We now reach the sole issue on this appeal, that is, whether, under the circumstances outlined, plaintiff was guilty of contributory negligence as a matter of law.

Defendant's contention is that the following factors, taken together, necessarily indicate that plaintiff was contributorially negligent: (a) plaintiff knew that defendant's train came by the crossing every day at about the time of the accident; (b) plaintiff knew he could not hear a train whistle above the noise of the shovel, yet he took no added precautions in crossing the tracks with the slow moving vehicle other than looking down the tracks prior to crossing; and, (c) the only warning plaintiff relied upon was seeing the train, yet he failed to keep a proper lookout while the shovel was astraddle the tracks.

[5] We can agree that the evidence in support of defendant's contention is sufficient, as "substantial evidence", to support a jury finding of contributory negligence. We cannot agree, however, that the evidence compels a finding of contributory negligence as a matter of law. We are satisfied that viewing the evidence in a light most favorable to the plaintiff, reasonable minds could differ as to whether plaintiff exercised the requisite amount of care under the surrounding circumstances.

In support of its theory, defendant relies heavily upon two cases, McBeath v. Northern Pac. R. Co., 32 Wn. (2d) 910, 204 P. (2d) 248, and Morris v. Chicago M. St. P. & Pac. R. Co., 1 Wn. (2d) 587, 97 P. (2d) 119. Both cases are distinguishable. In both, the drivers of the vehicles involved in the collision at the railroad crossing failed to see what was there to be seen.
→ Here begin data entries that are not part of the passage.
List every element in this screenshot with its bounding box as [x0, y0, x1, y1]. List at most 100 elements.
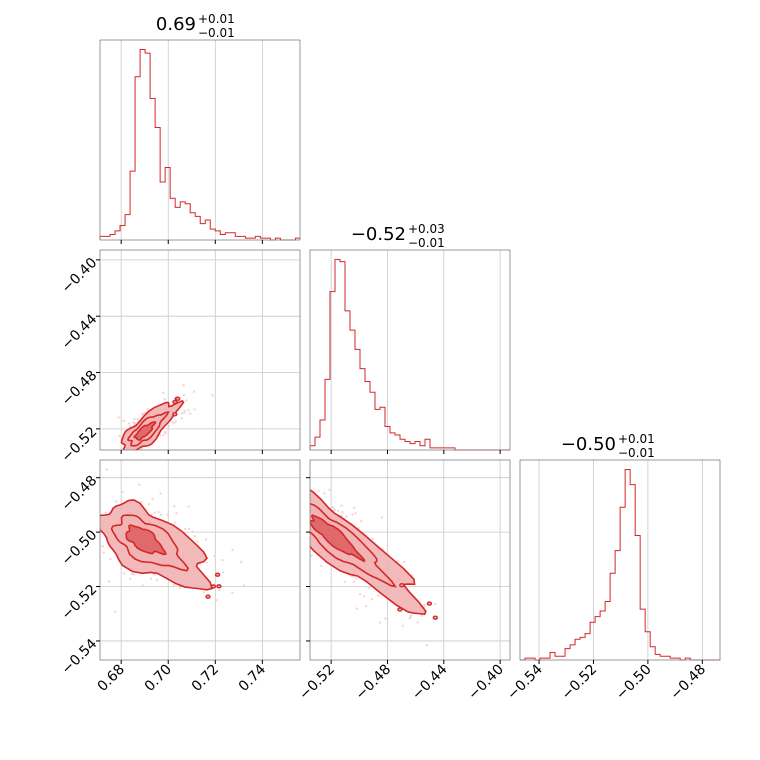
- scatter-point: [205, 561, 208, 564]
- title-median-p0: 0.69: [156, 14, 196, 35]
- contour-island: [397, 607, 403, 612]
- scatter-point: [354, 512, 357, 515]
- scatter-point: [179, 586, 182, 590]
- scatter-point: [218, 588, 221, 592]
- scatter-point: [294, 522, 296, 524]
- scatter-point: [320, 564, 323, 568]
- scatter-point: [345, 515, 348, 518]
- scatter-point: [331, 505, 335, 509]
- scatter-point: [304, 514, 306, 516]
- scatter-point: [122, 572, 126, 575]
- scatter-point: [215, 599, 218, 602]
- scatter-point: [157, 510, 160, 514]
- scatter-point: [172, 583, 175, 587]
- scatter-point: [180, 417, 184, 420]
- scatter-point: [425, 643, 429, 647]
- axes-frame: [99, 249, 301, 451]
- scatter-point: [353, 506, 356, 509]
- contour-level: [310, 514, 366, 563]
- scatter-point: [163, 398, 167, 401]
- scatter-point: [239, 560, 243, 564]
- title-minus-p2: −0.01: [618, 446, 655, 460]
- scatter-point: [140, 413, 144, 416]
- scatter-point: [292, 484, 294, 486]
- scatter-point: [221, 558, 224, 562]
- y-tick-label: −0.52: [59, 424, 101, 466]
- histogram-line-p0: [99, 49, 301, 241]
- scatter-point: [136, 417, 139, 421]
- scatter-point: [352, 580, 356, 583]
- scatter-point: [146, 407, 149, 411]
- scatter-point: [351, 513, 354, 516]
- scatter-point: [187, 527, 191, 531]
- scatter-point: [368, 586, 371, 590]
- x-tick-label: −0.50: [613, 662, 655, 704]
- y-tick-label: −0.48: [59, 473, 101, 515]
- x-tick-label: −0.44: [409, 661, 451, 703]
- scatter-point: [173, 505, 176, 508]
- scatter-point: [371, 537, 375, 541]
- scatter-point: [288, 505, 290, 507]
- scatter-point: [380, 516, 384, 519]
- scatter-point: [304, 523, 306, 525]
- scatter-point: [328, 488, 331, 491]
- title-median-p2: −0.50: [561, 434, 616, 455]
- scatter-point: [402, 560, 406, 564]
- scatter-point: [118, 451, 120, 453]
- contour-panel-p0-p1: −0.52 −0.48 −0.44 −0.40: [59, 249, 301, 466]
- scatter-point: [289, 485, 291, 487]
- scatter-point: [187, 505, 190, 508]
- scatter-point: [128, 577, 132, 581]
- scatter-point: [364, 604, 368, 608]
- scatter-point: [350, 575, 354, 578]
- scatter-point: [204, 538, 208, 541]
- scatter-point: [302, 506, 304, 508]
- scatter-point: [166, 513, 170, 516]
- scatter-point: [343, 580, 346, 584]
- scatter-point: [242, 584, 246, 587]
- title-plus-p1: +0.03: [408, 222, 445, 236]
- y-tick-label: −0.54: [59, 636, 101, 678]
- scatter-point: [193, 408, 196, 411]
- axes-frame: [309, 249, 511, 451]
- scatter-point: [133, 418, 136, 421]
- y-tick-label: −0.50: [59, 527, 101, 569]
- scatter-point: [101, 544, 104, 548]
- x-tick-label: 0.68: [95, 662, 128, 695]
- scatter-point: [317, 490, 320, 493]
- axes-frame: [99, 39, 301, 241]
- scatter-point: [132, 421, 135, 424]
- scatter-point: [127, 422, 131, 425]
- scatter-point: [211, 394, 214, 397]
- scatter-point: [358, 592, 362, 596]
- x-tick-label: −0.48: [667, 662, 709, 704]
- scatter-point: [191, 530, 195, 533]
- scatter-point: [269, 517, 271, 519]
- scatter-point: [231, 591, 234, 594]
- contour-island: [175, 396, 181, 401]
- contour-panel-p0-p2: −0.54 −0.52 −0.50 −0.48: [59, 459, 301, 678]
- scatter-point: [167, 424, 171, 428]
- scatter-point: [192, 390, 196, 393]
- scatter-point: [295, 510, 297, 512]
- scatter-point: [341, 511, 344, 514]
- scatter-point: [420, 614, 423, 617]
- x-tick-label: −0.48: [353, 662, 395, 704]
- scatter-point: [118, 434, 121, 437]
- scatter-point: [102, 551, 105, 554]
- scatter-point: [294, 505, 296, 507]
- scatter-point: [134, 456, 136, 458]
- scatter-point: [213, 554, 216, 558]
- scatter-point: [117, 416, 120, 419]
- scatter-point: [221, 571, 225, 574]
- x-tick-label: 0.72: [189, 662, 222, 695]
- histogram-panel-p2: −0.50 +0.01−0.01: [519, 432, 721, 664]
- scatter-point: [184, 527, 187, 531]
- scatter-point: [355, 577, 358, 580]
- scatter-point: [189, 412, 192, 415]
- scatter-point: [294, 504, 296, 506]
- scatter-point: [423, 603, 426, 607]
- x-tick-label: 0.70: [142, 662, 175, 695]
- contour-island: [210, 584, 217, 589]
- scatter-point: [182, 411, 186, 415]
In the McBeath case, the driver testified he did not see the railroad tracks. In the *963 Morris case the driver sought to excuse his failure to see an approaching train on the basis of an obstruction upon his vehicle for which he was responsible.
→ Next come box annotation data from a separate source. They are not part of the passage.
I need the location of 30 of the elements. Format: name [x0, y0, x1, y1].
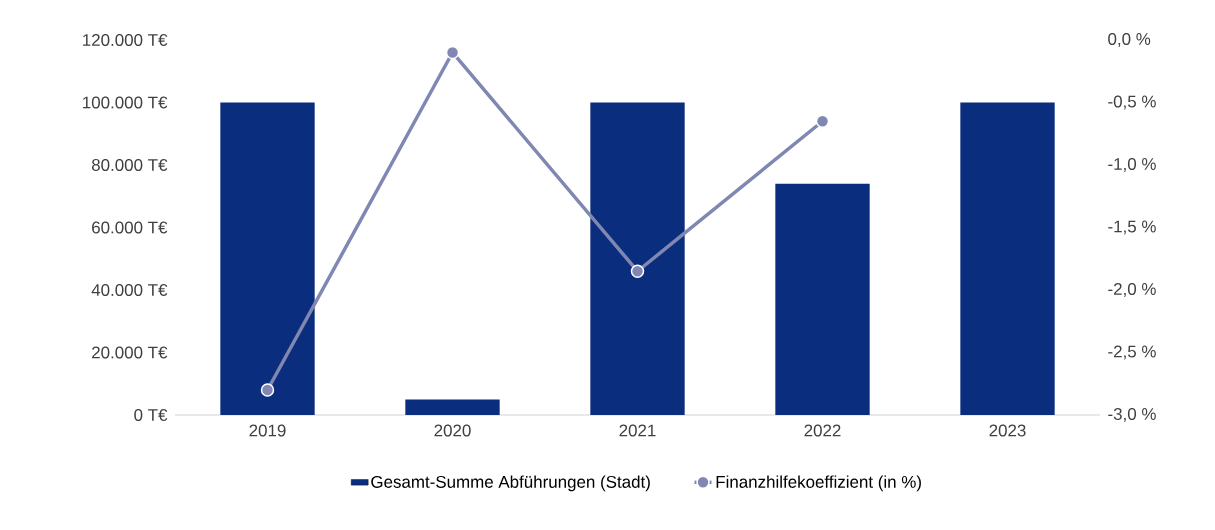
y-tick-label: 0 T€ — [134, 409, 168, 421]
y-tick-label: 80.000 T€ — [91, 159, 168, 171]
point — [630, 264, 645, 278]
y2-tick-label: -0,5 % — [1108, 95, 1156, 110]
y-tick-label: 120.000 T€ — [83, 34, 168, 46]
point — [260, 383, 275, 397]
y-tick-label: 60.000 T€ — [92, 221, 168, 234]
bar — [960, 102, 1055, 415]
x-tick-label: 2021 — [619, 424, 656, 437]
y2-tick-label: -3,0 % — [1108, 408, 1156, 422]
y-tick-label: 40.000 T€ — [91, 284, 168, 296]
bar — [590, 102, 685, 415]
y2-tick-label: -2,0 % — [1108, 283, 1156, 297]
bar — [775, 183, 870, 415]
x-tick-label: 2022 — [804, 424, 841, 437]
y2-tick-label: -2,5 % — [1108, 345, 1156, 360]
y-tick-label: 100.000 T€ — [83, 96, 168, 109]
y2-tick-label: 0,0 % — [1108, 33, 1151, 47]
legend-label: Finanzhilfekoeffizient (in %) — [716, 475, 921, 492]
legend-label: Gesamt-Summe Abführungen (Stadt) — [371, 475, 650, 492]
x-tick-label: 2019 — [249, 424, 286, 437]
y-tick-label: 20.000 T€ — [92, 346, 168, 359]
x-tick-label: 2023 — [989, 424, 1026, 437]
bar — [220, 102, 315, 415]
y2-tick-label: -1,5 % — [1108, 220, 1156, 235]
point — [445, 45, 460, 60]
y2-tick-label: -1,0 % — [1108, 158, 1156, 172]
x-tick-label: 2020 — [434, 424, 471, 437]
bar — [405, 399, 500, 415]
point — [815, 114, 830, 128]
In the McBeath case, we stated the distinguishing factor between contributory negligence as a matter of law and as a matter of fact in cases of this type, p. 919:

"... In the cited cases, we think the evidence shows that the injured person either did something to protect himself or relied upon a condition which excused him for his lack of care. In such cases, it may be admitted that the question of contributory negligence is usually one for the jury."
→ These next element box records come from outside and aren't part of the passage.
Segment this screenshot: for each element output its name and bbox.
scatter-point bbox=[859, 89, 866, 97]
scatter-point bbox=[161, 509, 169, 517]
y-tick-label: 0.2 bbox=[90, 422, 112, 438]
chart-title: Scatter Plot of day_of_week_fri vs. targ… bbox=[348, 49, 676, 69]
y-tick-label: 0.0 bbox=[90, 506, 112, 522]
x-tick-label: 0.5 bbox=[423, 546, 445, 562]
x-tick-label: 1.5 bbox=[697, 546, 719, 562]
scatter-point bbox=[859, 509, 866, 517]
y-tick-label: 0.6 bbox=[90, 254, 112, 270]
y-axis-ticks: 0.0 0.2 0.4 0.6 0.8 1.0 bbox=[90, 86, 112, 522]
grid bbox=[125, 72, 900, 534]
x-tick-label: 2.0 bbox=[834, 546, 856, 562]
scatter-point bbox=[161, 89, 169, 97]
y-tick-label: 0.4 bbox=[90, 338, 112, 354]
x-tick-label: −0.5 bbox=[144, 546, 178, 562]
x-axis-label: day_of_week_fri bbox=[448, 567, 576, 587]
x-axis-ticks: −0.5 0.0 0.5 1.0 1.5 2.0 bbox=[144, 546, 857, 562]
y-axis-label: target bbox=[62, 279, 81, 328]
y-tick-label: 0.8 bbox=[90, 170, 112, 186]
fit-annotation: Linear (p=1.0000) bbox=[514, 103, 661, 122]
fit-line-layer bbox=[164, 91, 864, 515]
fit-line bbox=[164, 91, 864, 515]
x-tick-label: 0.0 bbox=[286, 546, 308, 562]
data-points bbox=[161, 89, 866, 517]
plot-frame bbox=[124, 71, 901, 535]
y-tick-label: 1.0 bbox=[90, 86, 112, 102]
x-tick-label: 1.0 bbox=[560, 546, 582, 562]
In the instant case, plaintiff looked down the track at least twice to determine whether it was safe to proceed across. Each time he looked from a point at which he could observe as much of the track as was physically visible. Each time he saw no train approaching, not because he did not see that which was there to be seen, but rather because the train was not then within the 700 to 1000 foot range of observation. He could not hear any warning signal because of the nature of the equipment he was operating, a circumstance over which he had no control. Under these circumstances, we are satisfied the question of contributory negligence was for the jury.

The order granting judgment notwithstanding the verdict and the judgment of dismissal is reversed. Since the alternative order granting new trial is predicated upon grounds identical to the grounds for the order granting judgment notwithstanding the verdict, it too is reversed, and the jury's verdict reinstated.

OTT, C.J., DONWORTH, FINLEY, and WEAVER, JJ., concur.

December 7, 1964. Petition for rehearing denied.

NOTES

[*] Reported in 395 P. (2d) 482.

[1] The trial court's order granting defendant's motion for judgment notwithstanding the verdict or in the alternative for new trial, in pertinent part reads as follows:

"... the defendant having timely moved for Judgment N.O.V. or in the Alternative for a New Trial, on the ground that from the evidence the plaintiff was guilty of contributory negligence as a matter of law; and said motion having been argued by counsel for the respective parties before the court on May 15, 1961, and the court, being fully advised in the premises, does sustain said Motion for Judgment N.O.V. and orders Judgment for the defendant;

"...

"IN THE ALTERNATIVE, the Court hereby sets aside the verdict of the jury and grants to the defendant a new trial, for the reason that the evidence is not sufficient to sustain the verdict in that, from the evidence, the plaintiff was guilty of negligence as a matter of law, and that the verdict is against the weight of the evidence."